A perecibilidade do leite de vaca desempenha um papel importante no motivo pelo qual mais pessoas não estavam bebendo o material; Produzi-lo em escala industrial é um empreendimento dispendioso e complexo. A moderna indústria de lácteos necessita de animais vivos, máquinas caras e caminhões refrigerados, um modelo financeiro que está se mostrando insustentável. Pequenas fazendas, uma vez comuns, estão, por sua vez, caindo como moscas.

A demanda também é um problema; De acordo com um relatório de 2016 da empresa de pesquisa de mercado Mintel, as vendas de leite caíram e continuarão a cair pelo menos até 2020. “A indústria de laticínios está extremamente preocupada agora”, diz Mendelson, que explica que a Big Dairy nos Estados Unidos só conseguiu se manter à tona por causa dos subsídios que recebe do governo federal.

Leites de plantas, sem surpresa, são uma ameaça existencial para a indústria de laticínios. De acordo com outro relatório da Mintel, as vendas de lácteos não derivados cresceram 61% entre 2012 e 2017, uma estatística que provavelmente fez os principais produtores de leite encolherem.

"Temos uma administração muito sensível aos interesses corporativos", diz Nestlé, da nova liderança do FDA. "Se eu estivesse dirigindo uma grande operação de laticínios e visse uma maneira de pintar minha concorrência de maneira ruim, eu me moveria muito rapidamente agora".

Mas se a nomenclatura de leite de plantas é a melhor que a indústria de laticínios tem, os Sonhos de Arroz e a Vita Cocos do mundo provavelmente podem exalar.
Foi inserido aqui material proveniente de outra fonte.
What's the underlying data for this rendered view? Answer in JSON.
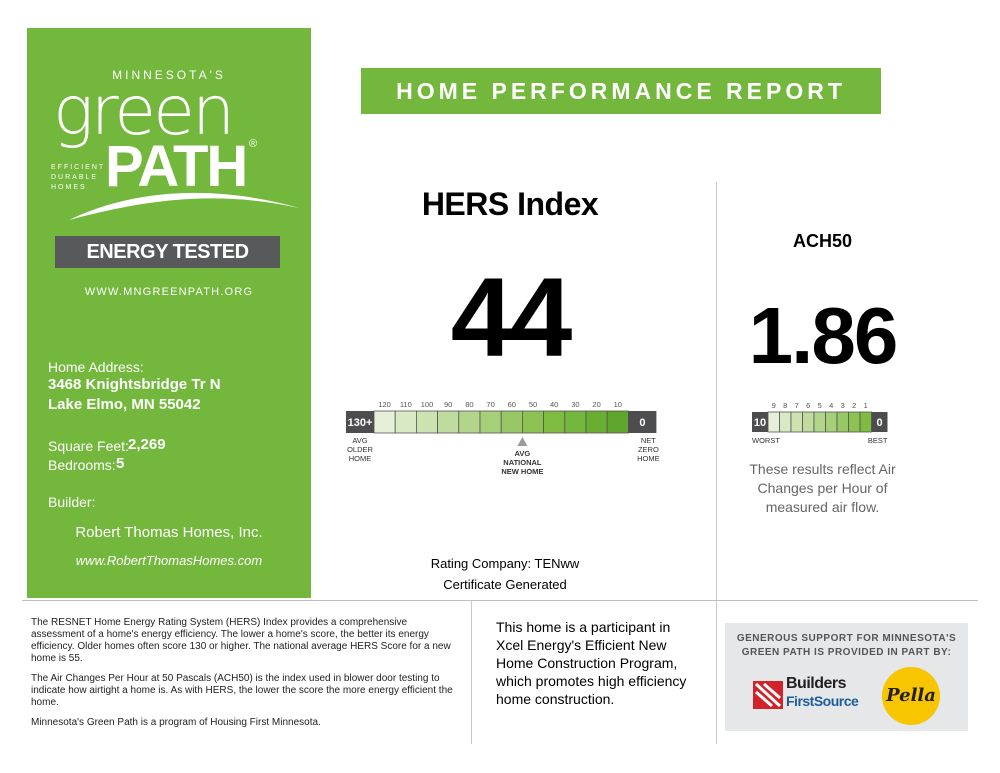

O FDA pode conseguir banir o “leite” de rótulos de leite não lácteo, mas é improvável que afete os hábitos do consumidor de maneira significativa. Se alguma coisa, poderia ser uma benção para a indústria de leite de plantas, como as "guerras vegan de maionese" de 2014, em última análise, foram para os spreads sem graça.

A menos que a FDA possa provar conclusivamente que os leites de nozes causam o raquitismo, por exemplo, os consumidores estão prontos para continuar comprando os leites não-alimentícios que eles consomem há séculos. Segundo o historiador de alimentos Albala, sobre a recente guerra da nomenclatura dos laticínios, “estou colocando meu dinheiro em leites de nozes”.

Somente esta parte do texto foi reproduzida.